When I spoke with her for this article, she said, “Right now, the college degree is the only seal that we can trust with regard to what a person might know and what they can possibly do. However, innovations in technologies like blockchain authentications could challenge that status before we know it.” Considering the findings from a new study, led by the M.I.T. economist David Autor, this can be problematic for higher ed if it does not evolve.

Autor and his collaborators found that six in ten jobs people are doing today didn’t exist 80 years ago. Like influencers, many jobs today didn’t exist 15 years. If higher education isn’t preparing students for jobs of the future, this leaves opportunity for disruption to the category.

Amanda echoed this sentiment during our interview, “If jobs change what they value, then the perceived value of college will also change. Therefore, the trickle-down effect will erode the value of the college degree based on how we measure success for higher education.”

Her math is consistent with our analysis to this point. As she puts it, “Success equals ‘I got into this school, and I got this job.’ Going to school is not as valuable without the ‘I got a job’ part, based on how we measure success [of higher education].” This becomes increasingly more concerning when we consider the incremental rate of innovation in higher ed relative to the grow of new jobs.

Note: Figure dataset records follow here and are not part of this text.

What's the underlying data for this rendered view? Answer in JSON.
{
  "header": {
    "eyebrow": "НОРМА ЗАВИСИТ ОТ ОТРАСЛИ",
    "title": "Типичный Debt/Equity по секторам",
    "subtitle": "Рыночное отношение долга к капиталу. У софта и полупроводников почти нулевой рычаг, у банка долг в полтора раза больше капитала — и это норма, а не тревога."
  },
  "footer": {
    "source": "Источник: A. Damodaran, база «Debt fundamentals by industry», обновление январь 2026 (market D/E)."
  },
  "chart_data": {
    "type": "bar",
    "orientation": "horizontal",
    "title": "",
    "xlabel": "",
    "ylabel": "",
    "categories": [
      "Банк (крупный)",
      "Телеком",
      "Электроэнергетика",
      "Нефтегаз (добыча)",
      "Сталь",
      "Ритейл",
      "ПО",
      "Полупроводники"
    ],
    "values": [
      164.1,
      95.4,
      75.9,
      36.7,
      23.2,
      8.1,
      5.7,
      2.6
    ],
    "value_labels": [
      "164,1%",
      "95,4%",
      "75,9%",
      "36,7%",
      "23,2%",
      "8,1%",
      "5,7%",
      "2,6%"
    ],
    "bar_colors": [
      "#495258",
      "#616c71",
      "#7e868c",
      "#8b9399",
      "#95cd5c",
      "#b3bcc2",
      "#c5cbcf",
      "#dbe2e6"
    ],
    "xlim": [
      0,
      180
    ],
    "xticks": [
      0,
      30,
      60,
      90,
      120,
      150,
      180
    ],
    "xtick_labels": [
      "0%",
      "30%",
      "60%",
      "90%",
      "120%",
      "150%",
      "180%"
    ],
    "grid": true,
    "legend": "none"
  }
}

The takeaway is clear: higher education is, in many ways, a luxury brand. Like luxury brands, not all colleges are equal but in general, the comparison holds up. And if luxury is any indication, higher education must innovate relative to the rate of change in society to maintain its dominate position, or it may find itself suffering similar challenges as the luxury category has in recent years.

We’ve already seen nearly 12,000 college campuses close their doors over of the last twenty years, so this isn’t a far-fetched notion.

As we consider the ramification of college as a luxury brand, we must paid heed to the importance of the social utility of higher education. The American Dream has long been intertwined with the promise of education. We cannot allow higher education to become a luxury reserved for the privileged few. We must reclaim the true value of a college degree—not merely a status symbol, but a powerful tool for empowerment, critical thinking, and better opportunities for all of us.